Re: accounting - I wish more people understood just how little of accounting is science vs. art. American Law is deliberately a little vague on formalized accounting rules, because each industry needs to decide for themselves how to present their transactions in a way that actually expresses the condition of the company.
Let's take expensing options, for example. Options have no absolute price - all we have is a model that roughly quants them. In fact, even coming up with that model was such an unbelievable accomplishment that the two guys that created it won the Nobel Prize. Suppose Disney issues Michael Eisner 100 call options to buy Disney stock at $10 in August 2003, and the stock is currently at $15.06 (that's the price right now). According to this model, each option is worth $3.80 right now, so Disney's best guess is to book $380.00 of expense, more or less.

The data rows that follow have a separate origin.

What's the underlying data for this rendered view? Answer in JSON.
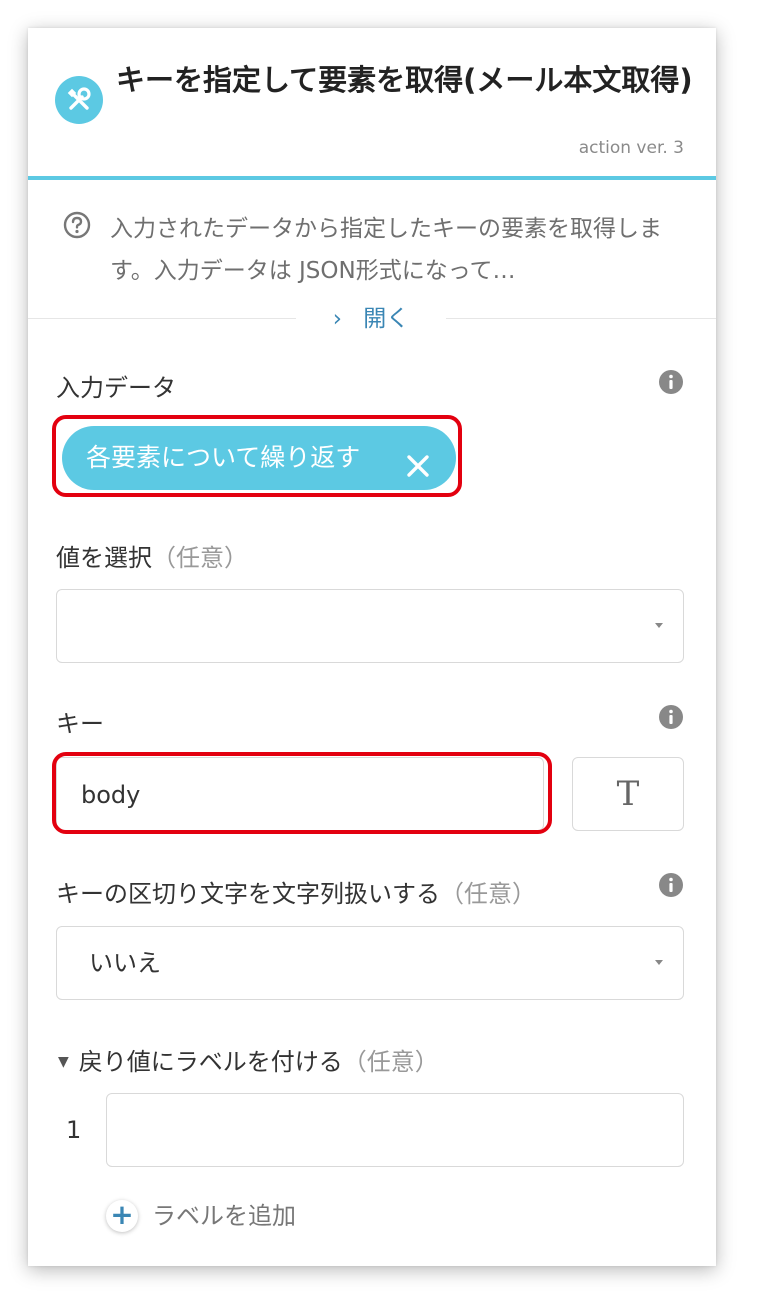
{
  "header": {
    "title": "キーを指定して要素を取得(メール本文取得)",
    "version": "action ver. 3",
    "icon": "tools-icon"
  },
  "description": {
    "text": "入力されたデータから指定したキーの要素を取得します。入力データは JSON形式になって…",
    "icon": "question-circle-icon"
  },
  "open_link": {
    "arrow": "›",
    "label": "開く"
  },
  "input_data": {
    "label": "入力データ",
    "chip_label": "各要素について繰り返す",
    "chip_color": "#5cc9e3",
    "highlight_color": "#e3000f"
  },
  "value_select": {
    "label": "値を選択",
    "optional": "（任意）",
    "value": ""
  },
  "key": {
    "label": "キー",
    "value": "body",
    "type_button": "T"
  },
  "delimiter": {
    "label": "キーの区切り文字を文字列扱いする",
    "optional": "（任意）",
    "value": "いいえ"
  },
  "return_label": {
    "label": "戻り値にラベルを付ける",
    "optional": "（任意）",
    "rows": [
      {
        "index": "1",
        "value": ""
      }
    ],
    "add_label": "ラベルを追加"
  }
}
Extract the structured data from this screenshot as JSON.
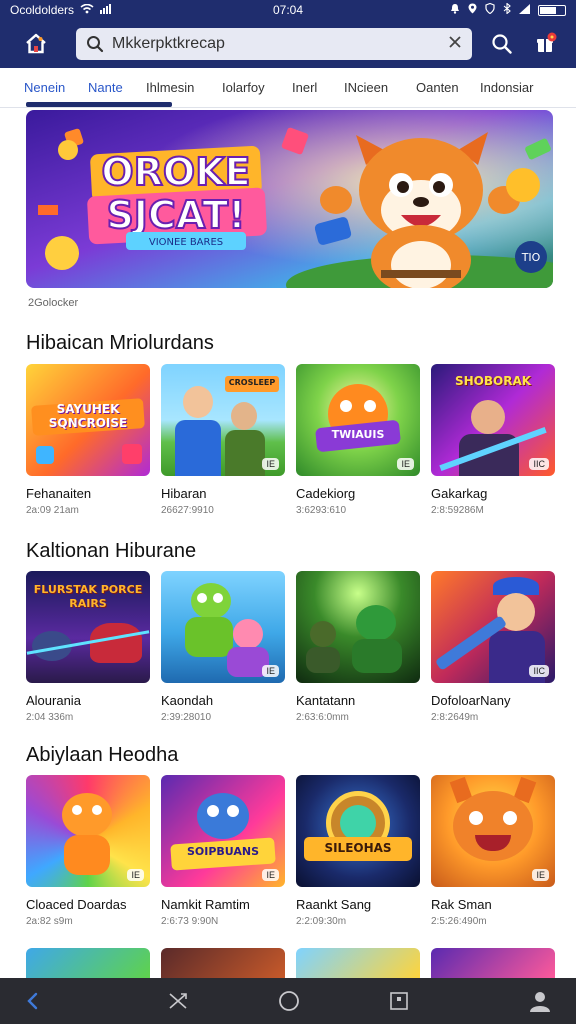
{
  "status": {
    "carrier": "Ocoldolders",
    "time": "07:04"
  },
  "search": {
    "value": "Mkkerpktkrecap"
  },
  "tabs": [
    "Nenein",
    "Nante",
    "Ihlmesin",
    "Iolarfoy",
    "Inerl",
    "INcieen",
    "Oanten",
    "Indonsiar"
  ],
  "banner": {
    "title_line1": "OROKE",
    "title_line2": "SJCAT!",
    "tagline": "VIONEE BARES",
    "badge": "TIO",
    "caption": "2Golocker"
  },
  "sections": [
    {
      "title": "Hibaican Mriolurdans",
      "items": [
        {
          "title": "Fehanaiten",
          "sub": "2a:09 21am",
          "thumb_text": "SAYUHEK SQNCROISE",
          "badge": ""
        },
        {
          "title": "Hibaran",
          "sub": "26627:9910",
          "thumb_text": "CROSLEEP",
          "badge": "IE"
        },
        {
          "title": "Cadekiorg",
          "sub": "3:6293:610",
          "thumb_text": "TWIAUIS",
          "badge": "IE"
        },
        {
          "title": "Gakarkag",
          "sub": "2:8:59286M",
          "thumb_text": "SHOBORAK",
          "badge": "IIC"
        }
      ]
    },
    {
      "title": "Kaltionan Hiburane",
      "items": [
        {
          "title": "Alourania",
          "sub": "2:04 336m",
          "thumb_text": "FLURSTAK PORCE RAIRS",
          "badge": ""
        },
        {
          "title": "Kaondah",
          "sub": "2:39:28010",
          "thumb_text": "",
          "badge": "IE"
        },
        {
          "title": "Kantatann",
          "sub": "2:63:6:0mm",
          "thumb_text": "",
          "badge": ""
        },
        {
          "title": "DofoloarNany",
          "sub": "2:8:2649m",
          "thumb_text": "",
          "badge": "IIC"
        }
      ]
    },
    {
      "title": "Abiylaan Heodha",
      "items": [
        {
          "title": "Cloaced Doardas",
          "sub": "2a:82 s9m",
          "thumb_text": "",
          "badge": "IE"
        },
        {
          "title": "Namkit Ramtim",
          "sub": "2:6:73 9:90N",
          "thumb_text": "SOIPBUANS",
          "badge": "IE"
        },
        {
          "title": "Raankt Sang",
          "sub": "2:2:09:30m",
          "thumb_text": "SILEOHAS",
          "badge": ""
        },
        {
          "title": "Rak Sman",
          "sub": "2:5:26:490m",
          "thumb_text": "",
          "badge": "IE"
        }
      ]
    }
  ]
}
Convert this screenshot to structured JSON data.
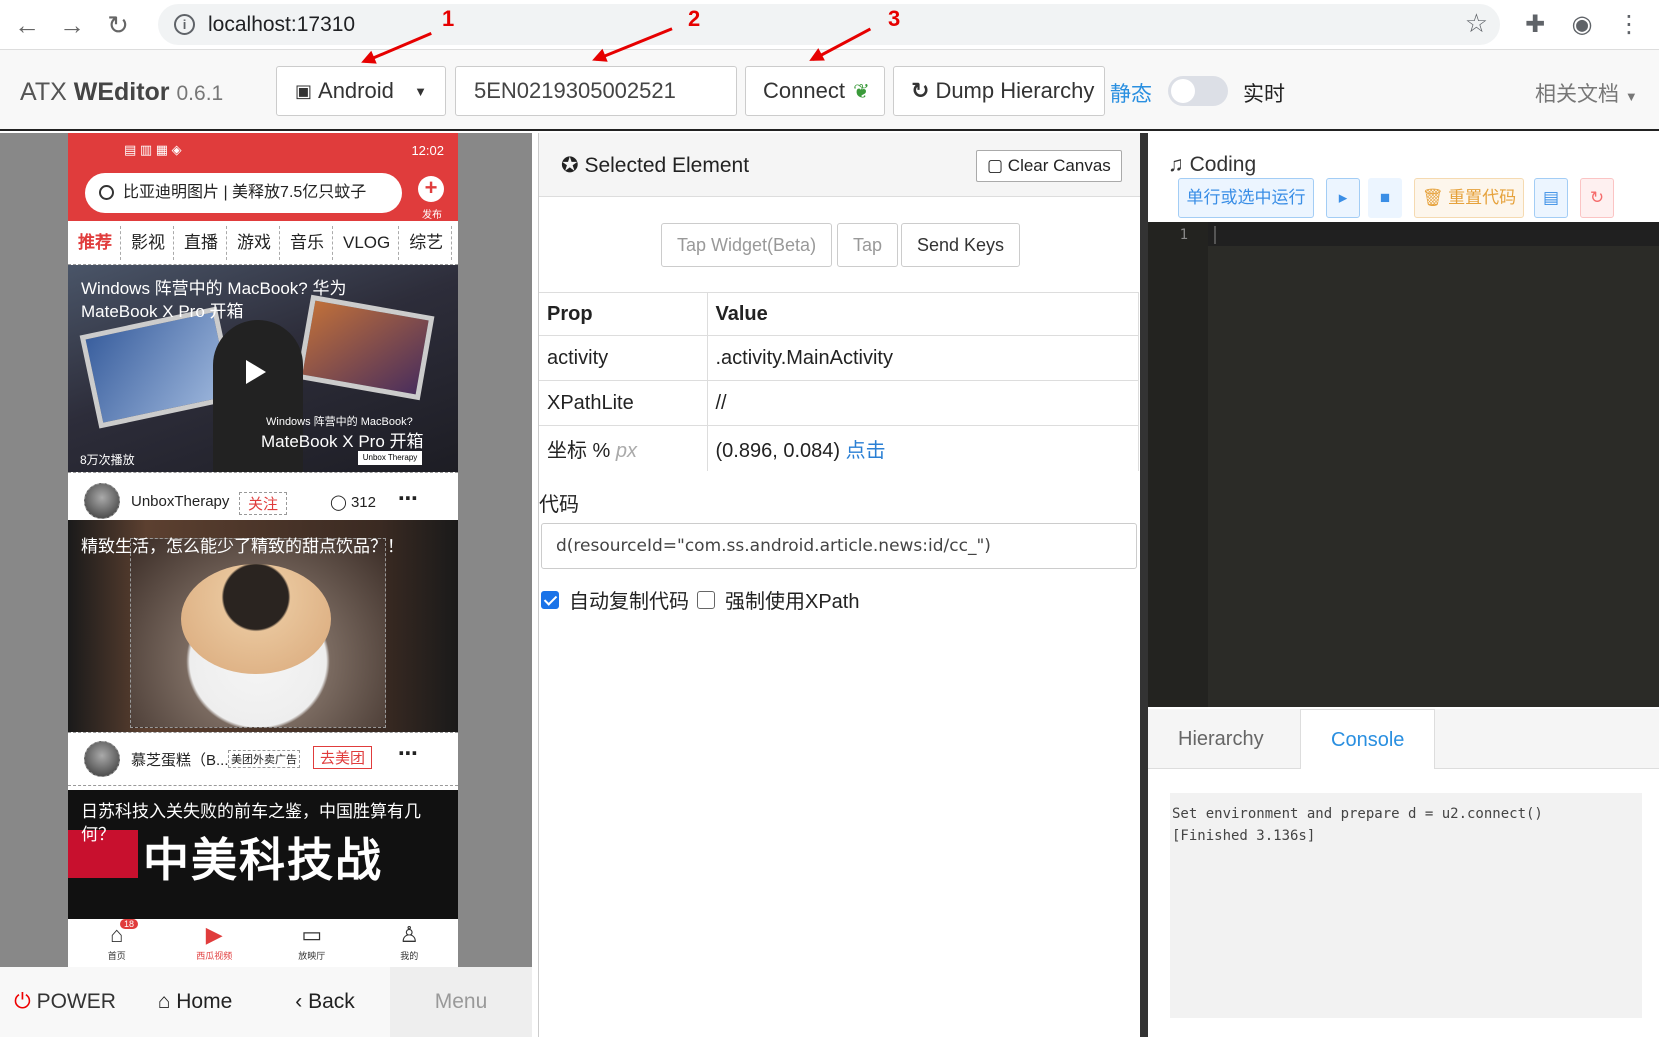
{
  "browser": {
    "url": "localhost:17310"
  },
  "navbar": {
    "brand_prefix": "ATX",
    "brand_main": "WEditor",
    "version": "0.6.1",
    "platform": "Android",
    "serial": "5EN0219305002521",
    "connect_label": "Connect",
    "dump_label": "Dump Hierarchy",
    "mode_static": "静态",
    "mode_live": "实时",
    "docs_label": "相关文档",
    "annotations": [
      "1",
      "2",
      "3"
    ]
  },
  "phone": {
    "status_time": "12:02",
    "search_text": "比亚迪明图片 | 美释放7.5亿只蚊子",
    "post_label": "发布",
    "tabs": [
      "推荐",
      "影视",
      "直播",
      "游戏",
      "音乐",
      "VLOG",
      "综艺"
    ],
    "card1": {
      "title": "Windows 阵营中的 MacBook? 华为 MateBook X Pro 开箱",
      "overlay_small": "Windows 阵营中的 MacBook?",
      "overlay_big": "MateBook X Pro 开箱",
      "views": "8万次播放",
      "logo_text": "Unbox Therapy",
      "author": "UnboxTherapy",
      "follow": "关注",
      "comments": "312"
    },
    "card2": {
      "title": "精致生活，怎么能少了精致的甜点饮品？！",
      "author": "慕芝蛋糕（B...",
      "ad_tag": "美团外卖广告",
      "cta": "去美团"
    },
    "card3": {
      "title": "日苏科技入关失败的前车之鉴，中国胜算有几何？",
      "big_text": "中美科技战"
    },
    "bottom_nav": [
      "首页",
      "西瓜视频",
      "放映厅",
      "我的"
    ],
    "badge": "18"
  },
  "controls": {
    "power": "POWER",
    "home": "Home",
    "back": "Back",
    "menu": "Menu"
  },
  "inspector": {
    "title": "Selected Element",
    "clear_canvas": "Clear Canvas",
    "tap_widget": "Tap Widget(Beta)",
    "tap": "Tap",
    "send_keys": "Send Keys",
    "table_headers": [
      "Prop",
      "Value"
    ],
    "rows": [
      {
        "prop": "activity",
        "value": ".activity.MainActivity"
      },
      {
        "prop": "XPathLite",
        "value": "//"
      }
    ],
    "coord_label": "坐标 %",
    "coord_px": "px",
    "coord_value": "(0.896, 0.084)",
    "coord_link": "点击",
    "code_label": "代码",
    "code_value": "d(resourceId=\"com.ss.android.article.news:id/cc_\")",
    "auto_copy": "自动复制代码",
    "force_xpath": "强制使用XPath"
  },
  "coding": {
    "title": "Coding",
    "run_selected": "单行或选中运行",
    "reset_code": "重置代码",
    "line_number": "1",
    "tab_hierarchy": "Hierarchy",
    "tab_console": "Console",
    "console_output": "Set environment and prepare d = u2.connect()\n[Finished 3.136s]"
  }
}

Let's speed up to one year from now. Suppose in August 2003, the stock is actually at $9. Since Eisner's options allow him to buy at $10, but he could actually buy at $9 in the open market, he's not going to exercise them. The options are worth $0. Now, the company adds $380.00 of an expense that they never even had back into their books. It's a $380.00 transaction that never occured, and generated no cash flow. Most people consider that to be pretty bad accounting.
Let's say that the stock is actually at $17. Now, Eisner can buy them at $10 and sell them right back at $17, so each option is worth $7, for a total of $700. But a year ago, the company only booked $380 or so in expense, so now they need to add $320 in new expense to their books. This is fine, except that the number from last year was again not predictive, and this new cost is not related in any way to an actual cash loss that the firm incurred.
If we could predict the future, expensing options would be easy. However, we can't, and all expensing options does is complicate an already complex financial statement with a lot more information that (1) tells you nothing about the company's actual business activities, (2) might wind up being meaningless, and (3) vary wildly in cost with changes in the stock price through time.
Accounting in this case is not straightforward. The best and brightest academic pointy-heads all over the country have been thinking about this for years, and have not come to a consensus. This is one of perhaps a thousand or more examples of cases where the "right accounting decision" is unclear. Criminals exist, but quite often an accounting restatement is related to some mistreatment that is actually due to unclear rules, new innovations in derivatives, or difficult mergers.
Thank you for letting me get that off my chest, I've been thinking about it every time I turn on CNBC.